Figure 1.

VDU2, but not VDU1, interacts with HIF-1α. (A) GST pull-down assay for mapping the HIF-1α–VDU2 interaction. In vitro-translated VDU2, VDU2 1–467, VDU2 467–913, VDU2 269–390 and VDU1 proteins were incubated with GST–tHIF-1α (530–826) and the bound proteins were eluted and analysed using SDS–polyacrylamide gel electrophoresis.

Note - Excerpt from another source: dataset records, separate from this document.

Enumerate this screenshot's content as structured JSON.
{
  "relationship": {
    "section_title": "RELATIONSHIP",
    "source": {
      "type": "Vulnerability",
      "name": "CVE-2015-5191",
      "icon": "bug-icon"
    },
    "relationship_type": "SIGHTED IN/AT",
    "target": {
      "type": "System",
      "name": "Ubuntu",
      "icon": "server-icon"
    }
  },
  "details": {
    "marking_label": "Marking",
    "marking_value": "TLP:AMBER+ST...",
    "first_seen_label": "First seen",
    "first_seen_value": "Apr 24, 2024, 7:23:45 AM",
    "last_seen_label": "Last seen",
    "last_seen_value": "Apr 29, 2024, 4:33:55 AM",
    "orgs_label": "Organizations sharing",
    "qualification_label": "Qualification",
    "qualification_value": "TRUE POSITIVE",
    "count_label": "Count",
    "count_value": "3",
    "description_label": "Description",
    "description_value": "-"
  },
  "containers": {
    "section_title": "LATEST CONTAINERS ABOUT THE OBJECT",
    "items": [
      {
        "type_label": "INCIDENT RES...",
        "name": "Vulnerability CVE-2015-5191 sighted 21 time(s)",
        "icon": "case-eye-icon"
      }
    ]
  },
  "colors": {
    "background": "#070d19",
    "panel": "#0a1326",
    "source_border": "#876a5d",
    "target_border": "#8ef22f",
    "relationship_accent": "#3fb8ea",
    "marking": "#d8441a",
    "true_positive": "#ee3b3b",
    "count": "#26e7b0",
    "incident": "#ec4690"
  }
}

Equal loading of GST fusion proteins is demonstrated in the lower panel. (B) In vivo co-immunoprecipitation (Co-IP) of HIF-1α with GFP–VDU2. Lysates prepared from COS-7 cells transfected with pCEP4–HIF-1α and pEGFP–C3 or pEGFP–C3–VDU2 were subjected to IP with anti-HIF-1α antibody followed by anti-GFP immunoblotting (IB). (C) In vivo Co-IP of HIF-1α with GFP–VDU1 or GFP–VDU2M-C154A. Lysates prepared from COS-7 cells transfected with pCEP4–HIF-1α plus pEGFP–C3, pEGFP–C3–VDU1 or pEGFP–C3–VDU2M-C154A were subjected to IP with anti-HIF-1α antibody followed by anti-GFP IB. (D) Interaction between endogenous HIF-1α and VDU2. The top panel shows a western blot of control IP with the pre-immune serum (lanes 1,2) and IP with VDU2 antibody (lanes 3,4) from HeLa cells untreated (lanes 1,3) or treated with CoCl₂ (lanes 2,4). The middle and bottom panels show blots of cell extracts by anti-HIF-1α and anti-β-actin antibody, respectively.